STree
July 26, 2025 ยท View on GitHub
This repo contains the code for STree: Speculative Tree Decoding for Hybrid State-Space Models. It is adapted from MambaInLlama repo.
Setup
We ran our experiments on a Nvidia RTX3090 machine with CUDA 11.8
Creating
pip install torch==2.3.0 --index-url https://download.pytorch.org/whl/cu118
pip install packaging
pip install evaluate
pip install causal_conv1d==1.4
pip install flash-attn==2.6.3
pip install transformers==4.49.0
pip install triton==3.0.0
# for evaluation
pip install shortuuid fastchat psutil accelerate
Usage
Distilling small mamba2 model for drafting
ACCELERATE_LOG_LEVEL=info accelerate launch --config_file deepspeed_zero3.yaml train_mamba2/train_distill_mamba2.py llama3.2_3B/distilled_llama2.yaml
Or
Downloading our distilled draft model
Our draft model can be found on huggingface To download and put it in the correct location:
cd checkpoint
git clone https://huggingface.co/ycwu97/mamba2-distilled-small
Inference
The inference entry point is located at benchmarks/benchmark_generation_mamba_simple.py. It provides a lot of options:
Baseline auto-regressive inference with Mamba2InLlama8B (use JunxiongWang/Llama3.2-Mamba2-3B-distill for 3B models for testing)

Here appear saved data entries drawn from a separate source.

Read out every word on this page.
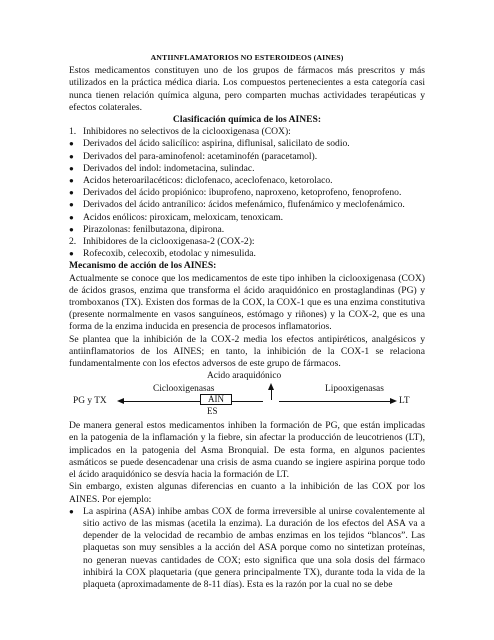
ANTIINFLAMATORIOS NO ESTEROIDEOS (AINES)
Estos medicamentos constituyen uno de los grupos de fármacos más prescritos y más utilizados en la práctica médica diaria. Los compuestos pertenecientes a esta categoría casi nunca tienen relación química alguna, pero comparten muchas actividades terapéuticas y efectos colaterales.
Clasificación química de los AINES:
1. Inhibidores no selectivos de la ciclooxigenasa (COX):
● Derivados del ácido salicílico: aspirina, diflunisal, salicilato de sodio.
● Derivados del para-aminofenol: acetaminofén (paracetamol).
● Derivados del indol: indometacina, sulindac.
● Acidos heteroarilacéticos: diclofenaco, aceclofenaco, ketorolaco.
● Derivados del ácido propiónico: ibuprofeno, naproxeno, ketoprofeno, fenoprofeno.
● Derivados del ácido antranílico: ácidos mefenámico, flufenámico y meclofenámico.
● Acidos enólicos: piroxicam, meloxicam, tenoxicam.
● Pirazolonas: fenilbutazona, dipirona.
2. Inhibidores de la ciclooxigenasa-2 (COX-2):
● Rofecoxib, celecoxib, etodolac y nimesulida.
Mecanismo de acción de los AINES:
Actualmente se conoce que los medicamentos de este tipo inhiben la ciclooxigenasa (COX) de ácidos grasos, enzima que transforma el ácido araquidónico en prostaglandinas (PG) y tromboxanos (TX). Existen dos formas de la COX, la COX-1 que es una enzima constitutiva (presente normalmente en vasos sanguíneos, estómago y riñones) y la COX-2, que es una forma de la enzima inducida en presencia de procesos inflamatorios.
Se plantea que la inhibición de la COX-2 media los efectos antipiréticos, analgésicos y antiinflamatorios de los AINES; en tanto, la inhibición de la COX-1 se relaciona fundamentalmente con los efectos adversos de este grupo de fármacos.
Acido araquidónico
Ciclooxigenasas	Lipooxigenasas
PG y TX	LT
AIN
ES
De manera general estos medicamentos inhiben la formación de PG, que están implicadas en la patogenia de la inflamación y la fiebre, sin afectar la producción de leucotrienos (LT), implicados en la patogenia del Asma Bronquial. De esta forma, en algunos pacientes asmáticos se puede desencadenar una crisis de asma cuando se ingiere aspirina porque todo el ácido araquidónico se desvía hacia la formación de LT.
Sin embargo, existen algunas diferencias en cuanto a la inhibición de las COX por los AINES. Por ejemplo:
● La aspirina (ASA) inhibe ambas COX de forma irreversible al unirse covalentemente al sitio activo de las mismas (acetila la enzima). La duración de los efectos del ASA va a depender de la velocidad de recambio de ambas enzimas en los tejidos “blancos”. Las plaquetas son muy sensibles a la acción del ASA porque como no sintetizan proteínas, no generan nuevas cantidades de COX; esto significa que una sola dosis del fármaco inhibirá la COX plaquetaria (que genera principalmente TX), durante toda la vida de la plaqueta (aproximadamente de 8-11 días). Esta es la razón por la cual no se debe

python benchmarks/benchmark_generation_mamba_simple.py --model-name JunxiongWang/Llama3.1-Mamba2-8B-distill --prompt "Earth is a planet." --cg
On a Nvidia 3090 GPU, the decoding time is around 2118ms
Speculative tree decoding with static tree as draft
python benchmarks/benchmark_generation_mamba_simple.py --model-name JunxiongWang/Llama3.1-Mamba2-8B-distill --prompt "Earth is a planet." --cg --spec_Ngram --use_tree_decoding --activation_replay --jit_state_copy --npad=4 --ndraft=1 --draft_num_beam=3 --strategy MIL-st
On a Nvidia 3090 GPU, the decoding time is around 1456ms
Vanilla Speculative Decoding
python benchmarks/benchmark_generation_mamba_simple.py --model-name JunxiongWang/Llama3.1-Mamba2-8B-distill --prompt "Earth is a planet." --cg --spec_Ngram --use_Nstep_kernel --activation_replay --jit_state_copy --npad=4 --ndraft=1 --strategy MIL
On a Nvidia 3090 GPU, the decoding time is around 1585ms
Evaluation
Evaluation scripts are found in scripts folder. Each block of commands can be copied into terminal and ran.
Code explanation
Key kernels are implemented in triton in mamba_ssm/ops/tree_scan.py and mamba_ssm/ops/selective_scan_update.py
Mamba2 layers in mamba_ssm/modules/mamba2.py are modified to use tree scan kernel and selective Nstep kernel, together with other features to speed up.